Gudrun wirft mir einen vorwurfsvollen Blick zu. »Er ist doch nicht
mehr …«
»… Politiker«, beende ich nickend den Satz. »Jammerschade, dass sich
dein großer Traum vom Senator nun doch nicht erfüllt hat! Da ist sicher der
böse Koalitionspartner dran schuld, nicht wahr? In welchem Bereich hast du denn
zuletzt gestadtratet?«
»Weißt du doch, Baudezernat«, knurrt er.
»Oh«, sage ich, »das lädt zur Korruption doch geradezu ein.
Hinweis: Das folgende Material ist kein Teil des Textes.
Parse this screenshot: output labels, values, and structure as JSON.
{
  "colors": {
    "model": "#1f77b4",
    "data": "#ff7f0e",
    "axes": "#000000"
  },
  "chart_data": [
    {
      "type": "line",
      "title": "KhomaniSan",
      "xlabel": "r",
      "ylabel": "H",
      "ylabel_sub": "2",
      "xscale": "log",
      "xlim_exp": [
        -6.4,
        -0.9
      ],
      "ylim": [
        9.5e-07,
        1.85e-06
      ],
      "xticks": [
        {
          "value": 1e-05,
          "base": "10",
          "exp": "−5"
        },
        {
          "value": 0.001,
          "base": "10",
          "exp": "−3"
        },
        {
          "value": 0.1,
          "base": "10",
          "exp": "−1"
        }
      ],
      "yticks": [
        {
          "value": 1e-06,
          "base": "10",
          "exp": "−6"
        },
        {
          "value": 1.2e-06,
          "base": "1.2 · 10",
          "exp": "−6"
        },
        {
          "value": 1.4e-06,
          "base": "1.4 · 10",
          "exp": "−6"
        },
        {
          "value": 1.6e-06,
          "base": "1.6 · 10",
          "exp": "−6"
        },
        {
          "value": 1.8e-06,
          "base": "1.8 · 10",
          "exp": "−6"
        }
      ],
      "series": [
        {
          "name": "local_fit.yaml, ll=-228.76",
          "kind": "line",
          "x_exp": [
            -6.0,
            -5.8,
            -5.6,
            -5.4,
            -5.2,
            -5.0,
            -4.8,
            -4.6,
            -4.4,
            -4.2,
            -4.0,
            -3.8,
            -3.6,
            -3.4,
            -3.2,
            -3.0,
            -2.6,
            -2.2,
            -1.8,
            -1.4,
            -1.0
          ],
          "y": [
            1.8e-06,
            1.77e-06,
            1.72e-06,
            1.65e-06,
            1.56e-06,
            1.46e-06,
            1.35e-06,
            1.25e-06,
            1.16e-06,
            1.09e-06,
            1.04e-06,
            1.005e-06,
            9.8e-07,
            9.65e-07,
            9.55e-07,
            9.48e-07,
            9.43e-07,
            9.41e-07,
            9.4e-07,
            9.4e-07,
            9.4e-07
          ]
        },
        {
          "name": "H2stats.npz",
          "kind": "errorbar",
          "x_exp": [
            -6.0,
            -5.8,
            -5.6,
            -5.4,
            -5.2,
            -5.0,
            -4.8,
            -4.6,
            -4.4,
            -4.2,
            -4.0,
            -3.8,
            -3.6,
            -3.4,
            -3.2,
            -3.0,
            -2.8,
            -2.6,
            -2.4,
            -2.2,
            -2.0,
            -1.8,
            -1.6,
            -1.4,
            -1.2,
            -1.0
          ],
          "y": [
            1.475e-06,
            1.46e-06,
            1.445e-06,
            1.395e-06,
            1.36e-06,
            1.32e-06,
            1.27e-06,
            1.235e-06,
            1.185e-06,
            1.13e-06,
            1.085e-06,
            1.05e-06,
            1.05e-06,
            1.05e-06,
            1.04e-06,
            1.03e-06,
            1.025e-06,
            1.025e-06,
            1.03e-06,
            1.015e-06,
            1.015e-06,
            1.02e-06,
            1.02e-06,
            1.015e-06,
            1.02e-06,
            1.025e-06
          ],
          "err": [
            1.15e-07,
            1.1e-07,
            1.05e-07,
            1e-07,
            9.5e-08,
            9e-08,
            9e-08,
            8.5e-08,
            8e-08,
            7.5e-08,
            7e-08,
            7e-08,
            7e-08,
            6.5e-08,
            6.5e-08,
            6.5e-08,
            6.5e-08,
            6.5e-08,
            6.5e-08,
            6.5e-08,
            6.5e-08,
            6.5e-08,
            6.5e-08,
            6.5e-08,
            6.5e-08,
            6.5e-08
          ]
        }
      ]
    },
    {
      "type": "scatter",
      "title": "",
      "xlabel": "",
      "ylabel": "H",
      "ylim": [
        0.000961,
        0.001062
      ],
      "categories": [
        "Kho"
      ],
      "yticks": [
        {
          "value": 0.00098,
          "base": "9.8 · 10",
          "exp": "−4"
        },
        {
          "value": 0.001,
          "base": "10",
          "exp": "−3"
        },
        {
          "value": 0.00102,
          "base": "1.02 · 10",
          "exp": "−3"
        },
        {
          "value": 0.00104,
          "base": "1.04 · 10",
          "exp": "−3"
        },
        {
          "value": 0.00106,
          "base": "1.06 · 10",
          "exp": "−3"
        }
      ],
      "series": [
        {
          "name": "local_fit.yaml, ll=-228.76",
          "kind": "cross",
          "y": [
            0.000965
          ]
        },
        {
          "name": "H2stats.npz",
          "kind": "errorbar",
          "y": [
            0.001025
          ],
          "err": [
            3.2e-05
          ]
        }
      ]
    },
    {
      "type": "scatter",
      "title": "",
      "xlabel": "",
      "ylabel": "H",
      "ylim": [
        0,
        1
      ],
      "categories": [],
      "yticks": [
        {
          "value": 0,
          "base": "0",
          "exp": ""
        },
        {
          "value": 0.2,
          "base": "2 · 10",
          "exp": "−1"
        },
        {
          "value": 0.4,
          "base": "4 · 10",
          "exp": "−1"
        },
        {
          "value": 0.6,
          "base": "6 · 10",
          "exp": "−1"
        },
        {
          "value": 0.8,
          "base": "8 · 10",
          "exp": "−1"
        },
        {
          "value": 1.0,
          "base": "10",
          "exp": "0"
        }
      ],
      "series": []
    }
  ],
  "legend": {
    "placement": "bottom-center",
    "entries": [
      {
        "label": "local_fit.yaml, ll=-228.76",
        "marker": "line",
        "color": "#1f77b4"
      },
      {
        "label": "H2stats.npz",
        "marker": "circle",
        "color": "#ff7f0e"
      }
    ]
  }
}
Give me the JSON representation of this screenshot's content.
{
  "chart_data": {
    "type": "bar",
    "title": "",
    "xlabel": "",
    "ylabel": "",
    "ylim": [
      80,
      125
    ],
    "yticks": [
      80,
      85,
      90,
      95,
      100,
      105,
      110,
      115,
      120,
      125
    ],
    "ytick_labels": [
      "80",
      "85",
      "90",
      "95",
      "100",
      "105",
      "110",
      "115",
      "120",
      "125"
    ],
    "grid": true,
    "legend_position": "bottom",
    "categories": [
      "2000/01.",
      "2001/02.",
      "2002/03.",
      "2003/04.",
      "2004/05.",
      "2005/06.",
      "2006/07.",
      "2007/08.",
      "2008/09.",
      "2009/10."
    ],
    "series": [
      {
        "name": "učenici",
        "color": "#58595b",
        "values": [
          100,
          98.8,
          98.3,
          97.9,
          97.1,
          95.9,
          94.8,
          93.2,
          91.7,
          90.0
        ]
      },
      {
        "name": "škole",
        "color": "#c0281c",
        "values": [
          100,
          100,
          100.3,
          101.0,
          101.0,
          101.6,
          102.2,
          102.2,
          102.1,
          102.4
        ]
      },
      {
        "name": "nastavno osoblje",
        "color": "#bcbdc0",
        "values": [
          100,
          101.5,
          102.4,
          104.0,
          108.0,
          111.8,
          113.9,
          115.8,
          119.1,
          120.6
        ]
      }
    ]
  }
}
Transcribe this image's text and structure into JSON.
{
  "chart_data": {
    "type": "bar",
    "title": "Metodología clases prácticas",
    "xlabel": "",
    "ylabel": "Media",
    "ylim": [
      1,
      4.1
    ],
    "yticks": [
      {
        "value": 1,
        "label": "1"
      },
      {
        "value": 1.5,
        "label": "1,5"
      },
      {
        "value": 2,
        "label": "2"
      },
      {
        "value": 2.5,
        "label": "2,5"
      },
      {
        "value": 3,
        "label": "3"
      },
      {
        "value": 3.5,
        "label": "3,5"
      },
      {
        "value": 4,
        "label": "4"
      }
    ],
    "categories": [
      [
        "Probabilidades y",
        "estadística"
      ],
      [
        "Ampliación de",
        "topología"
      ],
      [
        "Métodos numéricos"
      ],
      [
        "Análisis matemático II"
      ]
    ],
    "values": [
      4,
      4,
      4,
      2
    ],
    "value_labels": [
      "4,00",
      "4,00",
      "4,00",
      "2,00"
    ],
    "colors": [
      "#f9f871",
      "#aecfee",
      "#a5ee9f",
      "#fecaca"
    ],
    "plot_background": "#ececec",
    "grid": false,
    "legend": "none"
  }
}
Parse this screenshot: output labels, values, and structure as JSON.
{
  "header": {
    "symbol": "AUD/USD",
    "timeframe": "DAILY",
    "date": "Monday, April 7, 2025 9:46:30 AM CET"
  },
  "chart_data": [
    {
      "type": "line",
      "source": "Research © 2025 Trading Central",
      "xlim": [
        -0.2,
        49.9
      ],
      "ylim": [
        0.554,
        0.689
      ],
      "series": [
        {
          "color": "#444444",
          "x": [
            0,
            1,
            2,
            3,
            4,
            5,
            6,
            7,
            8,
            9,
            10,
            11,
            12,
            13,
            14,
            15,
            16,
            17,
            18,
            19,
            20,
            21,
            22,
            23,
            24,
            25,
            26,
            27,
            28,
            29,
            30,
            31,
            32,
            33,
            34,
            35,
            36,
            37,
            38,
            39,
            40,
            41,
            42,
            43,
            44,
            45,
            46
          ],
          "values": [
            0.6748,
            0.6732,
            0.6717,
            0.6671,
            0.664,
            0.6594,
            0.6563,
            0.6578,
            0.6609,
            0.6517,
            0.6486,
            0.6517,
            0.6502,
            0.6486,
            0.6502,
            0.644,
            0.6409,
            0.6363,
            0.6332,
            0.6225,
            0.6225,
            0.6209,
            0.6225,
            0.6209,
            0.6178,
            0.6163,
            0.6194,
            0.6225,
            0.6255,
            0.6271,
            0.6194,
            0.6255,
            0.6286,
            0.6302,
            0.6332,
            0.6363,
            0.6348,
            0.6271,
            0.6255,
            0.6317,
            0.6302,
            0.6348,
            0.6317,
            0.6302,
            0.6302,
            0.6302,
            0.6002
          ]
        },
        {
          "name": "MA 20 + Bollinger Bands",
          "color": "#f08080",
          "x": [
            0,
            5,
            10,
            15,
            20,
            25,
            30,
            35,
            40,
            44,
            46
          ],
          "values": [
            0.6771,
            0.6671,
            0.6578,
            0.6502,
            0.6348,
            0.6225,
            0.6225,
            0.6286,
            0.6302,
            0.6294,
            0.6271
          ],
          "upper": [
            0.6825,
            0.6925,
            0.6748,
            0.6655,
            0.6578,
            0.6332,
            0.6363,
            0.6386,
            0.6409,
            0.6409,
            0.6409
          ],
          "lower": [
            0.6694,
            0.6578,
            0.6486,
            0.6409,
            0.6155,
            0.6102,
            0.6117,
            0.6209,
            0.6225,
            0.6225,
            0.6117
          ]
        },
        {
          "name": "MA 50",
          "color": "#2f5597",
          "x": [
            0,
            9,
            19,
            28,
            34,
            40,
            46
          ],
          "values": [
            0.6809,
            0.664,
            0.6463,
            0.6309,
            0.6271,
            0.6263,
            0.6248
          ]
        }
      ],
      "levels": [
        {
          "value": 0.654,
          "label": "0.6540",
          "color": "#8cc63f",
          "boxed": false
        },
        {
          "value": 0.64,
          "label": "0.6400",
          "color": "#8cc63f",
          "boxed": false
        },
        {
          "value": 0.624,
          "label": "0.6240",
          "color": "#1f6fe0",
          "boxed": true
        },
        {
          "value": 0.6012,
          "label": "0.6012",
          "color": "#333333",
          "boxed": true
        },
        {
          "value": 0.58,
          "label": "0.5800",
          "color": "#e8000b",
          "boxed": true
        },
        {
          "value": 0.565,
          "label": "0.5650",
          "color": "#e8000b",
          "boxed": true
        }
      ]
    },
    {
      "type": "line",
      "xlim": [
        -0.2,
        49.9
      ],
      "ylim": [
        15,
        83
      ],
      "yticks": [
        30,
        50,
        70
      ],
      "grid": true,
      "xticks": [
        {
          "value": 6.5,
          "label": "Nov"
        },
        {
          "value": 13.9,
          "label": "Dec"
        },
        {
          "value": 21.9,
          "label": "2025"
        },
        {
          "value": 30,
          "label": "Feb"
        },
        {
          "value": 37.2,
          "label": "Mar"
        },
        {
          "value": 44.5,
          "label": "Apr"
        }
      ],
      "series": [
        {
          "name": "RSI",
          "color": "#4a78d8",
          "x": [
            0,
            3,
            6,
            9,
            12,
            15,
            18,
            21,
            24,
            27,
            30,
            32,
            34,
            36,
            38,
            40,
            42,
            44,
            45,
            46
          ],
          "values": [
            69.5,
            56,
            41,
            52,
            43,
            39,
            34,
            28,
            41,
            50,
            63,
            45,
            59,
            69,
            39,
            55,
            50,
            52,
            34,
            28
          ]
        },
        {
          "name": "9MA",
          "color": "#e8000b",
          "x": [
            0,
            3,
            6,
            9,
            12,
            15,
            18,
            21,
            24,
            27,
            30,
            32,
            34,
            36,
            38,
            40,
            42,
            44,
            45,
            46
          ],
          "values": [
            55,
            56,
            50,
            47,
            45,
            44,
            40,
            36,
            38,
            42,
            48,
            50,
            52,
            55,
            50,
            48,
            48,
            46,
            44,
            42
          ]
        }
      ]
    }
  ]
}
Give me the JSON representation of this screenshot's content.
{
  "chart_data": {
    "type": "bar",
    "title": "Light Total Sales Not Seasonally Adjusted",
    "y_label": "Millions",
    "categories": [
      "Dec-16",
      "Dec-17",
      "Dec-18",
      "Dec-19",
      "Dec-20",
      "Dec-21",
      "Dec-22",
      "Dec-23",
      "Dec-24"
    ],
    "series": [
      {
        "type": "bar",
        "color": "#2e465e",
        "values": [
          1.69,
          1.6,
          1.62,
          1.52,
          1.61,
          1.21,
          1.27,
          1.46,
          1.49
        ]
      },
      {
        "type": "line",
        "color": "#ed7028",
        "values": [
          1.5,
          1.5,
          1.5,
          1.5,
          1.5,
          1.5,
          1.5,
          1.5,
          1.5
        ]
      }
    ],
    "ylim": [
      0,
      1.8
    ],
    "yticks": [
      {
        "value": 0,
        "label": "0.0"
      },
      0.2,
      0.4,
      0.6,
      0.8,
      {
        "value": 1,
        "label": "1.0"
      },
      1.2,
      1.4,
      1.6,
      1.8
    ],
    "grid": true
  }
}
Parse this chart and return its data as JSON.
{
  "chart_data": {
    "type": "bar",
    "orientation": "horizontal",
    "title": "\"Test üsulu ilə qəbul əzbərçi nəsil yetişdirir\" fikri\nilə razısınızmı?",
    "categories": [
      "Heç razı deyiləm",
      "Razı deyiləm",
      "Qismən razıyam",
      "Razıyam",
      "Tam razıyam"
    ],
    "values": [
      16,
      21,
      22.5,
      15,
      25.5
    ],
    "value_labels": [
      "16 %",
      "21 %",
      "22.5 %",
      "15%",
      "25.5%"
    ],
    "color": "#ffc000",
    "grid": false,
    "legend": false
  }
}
Vor
allem in Berlin, wenn ich mich recht entsinne. Hat die neue Bezirksregierung da
etwa alte Ungereimtheiten aufgedeckt?«
»Es ist bestimmt was Gutes«, sagt Gudrun abwehrend. Meine
Aggressivität gefällt ihr überhaupt nicht. Wahrscheinlich tut es ihr jetzt
leid, dass sie so viel ausgeplaudert hat. Nicht mein Problem. Ich bin ja nur
eine alternde dicke Exmodejournalistin, die endlich ihr Restaurant eröffnen
möchte und überhaupt keine Lust mehr hat, auch nur irgendeinen Mann zu
beglücken. Vielleicht sieht die Freiheit ja genau so aus. Wenn man bedenkt, wie
viel Energie durch überflüssige Liebesgeschichten verloren geht, Energie, die
man für erfreulichere und weiterführende Angelegenheiten einsetzen könnte!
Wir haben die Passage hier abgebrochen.